Yemen: "US weapons are killing us"

Yemen: "US weapons are killing us"

SANAA - For years, Yemeni families and organizations have been trying to undermine the direct and indirect sponsors of the war that has devastated their country since March 2015.

Nine years ago, then President Obama and the head of the CIA Petraeus were sued in a US court for the killing of two civilians in one of the countless drone attacks that were supposed to hit al Qaeda. In 2018, they attempted to drag Saudi Crown Prince Mohammed bin Salman, the puppeteer of the nearly decade-long operation against the Shiite Houthi movement, before a court. And then the United Arab Emirates, the second force in the Sunni coalition that intervened in Yemen eight years ago.

NOW IT'S THE TURN of the largest US military companies, giants that fill the globe with any type of weapon: Raytheon, Lockheed Martin and General Dynamics are accused, by the Yemeni families who filed the complaint, of "helping and facilitating war crimes and extrajudicial killings », through the supply of war equipment to the Saudi-led coalition. Complaint filed in a district court in Washington DC and which brings up the two leaders of the war, the Saudi Mohammed bin Salman and the Emirati Mohammed bin Zayed, but also the US secretary of state Blinken and the head of the Pentagon Austin, responsible for the approval of the arms purchase contracts in favor of the three companies.

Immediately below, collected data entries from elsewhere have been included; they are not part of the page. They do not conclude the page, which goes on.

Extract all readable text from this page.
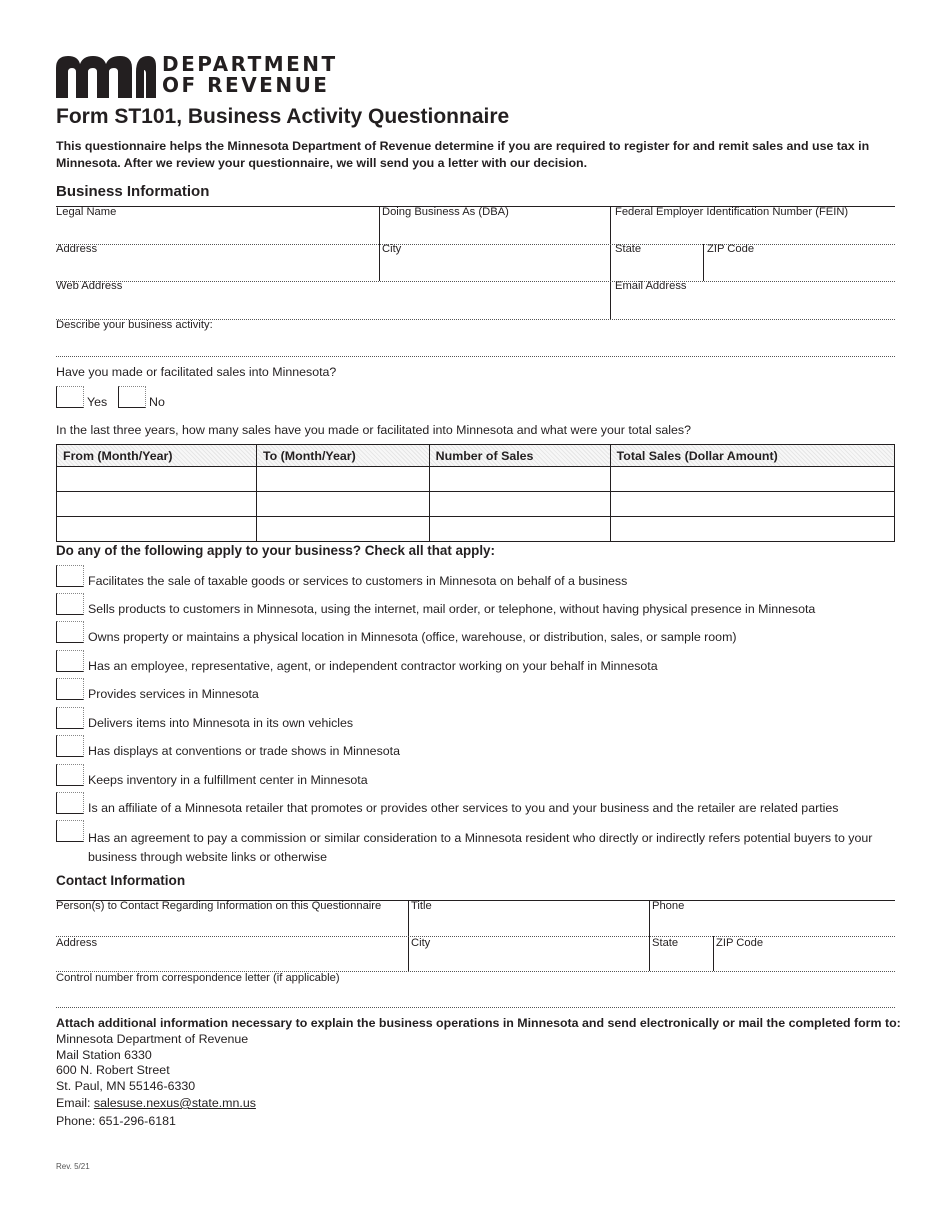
DEPARTMENT
OF REVENUE
Form ST101, Business Activity Questionnaire
This questionnaire helps the Minnesota Department of Revenue determine if you are required to register for and remit sales and use tax in Minnesota. After we review your questionnaire, we will send you a letter with our decision.
Business Information
Legal Name	Doing Business As (DBA)	Federal Employer Identification Number (FEIN)
Address	City	State	ZIP Code
Web Address	Email Address
Describe your business activity:
Have you made or facilitated sales into Minnesota?
Yes	No
In the last three years, how many sales have you made or facilitated into Minnesota and what were your total sales?
From (Month/Year)	To (Month/Year)	Number of Sales	Total Sales (Dollar Amount)

Do any of the following apply to your business? Check all that apply:
Facilitates the sale of taxable goods or services to customers in Minnesota on behalf of a business
Sells products to customers in Minnesota, using the internet, mail order, or telephone, without having physical presence in Minnesota
Owns property or maintains a physical location in Minnesota (office, warehouse, or distribution, sales, or sample room)
Has an employee, representative, agent, or independent contractor working on your behalf in Minnesota
Provides services in Minnesota
Delivers items into Minnesota in its own vehicles
Has displays at conventions or trade shows in Minnesota
Keeps inventory in a fulfillment center in Minnesota
Is an affiliate of a Minnesota retailer that promotes or provides other services to you and your business and the retailer are related parties
Has an agreement to pay a commission or similar consideration to a Minnesota resident who directly or indirectly refers potential buyers to your business through website links or otherwise
Contact Information
Person(s) to Contact Regarding Information on this Questionnaire	Title	Phone
Address	City	State	ZIP Code
Control number from correspondence letter (if applicable)
Attach additional information necessary to explain the business operations in Minnesota and send electronically or mail the completed form to:
Minnesota Department of Revenue
Mail Station 6330
600 N. Robert Street
St. Paul, MN 55146-6330
Email: salesuse.nexus@state.mn.us
Phone: 651-296-6181
Rev. 5/21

Two cases mentioned (a massacre at a wedding in 2015 and one at a funeral the following year, respectively 43 and 100 dead) "covered" by the US Torture Victim Protection Act of 1991 which allows victims of crimes to receive compensation if responsible are located in the United States. “YEAR AFTER YEAR – reads the complaint – bombs fall on wedding tents, funerals, fishing boats, school buses, killing thousands of civilians and helping to make Yemen the largest humanitarian crisis in the world”. The UN gave the latest data on the war a few days ago: 375,000 dead (of which 60% from indirect causes, i.e. hunger and disease), 21 million people in need of food aid, 17 million below the poverty line, 4.5 million internally displaced.

After the gloomy balance sheet, the UN has denounced the lack of international generosity: of the 4.3 billion dollars requested to buffer the crisis in 2023, only 1.2 have arrived. In 2022, only 2.3.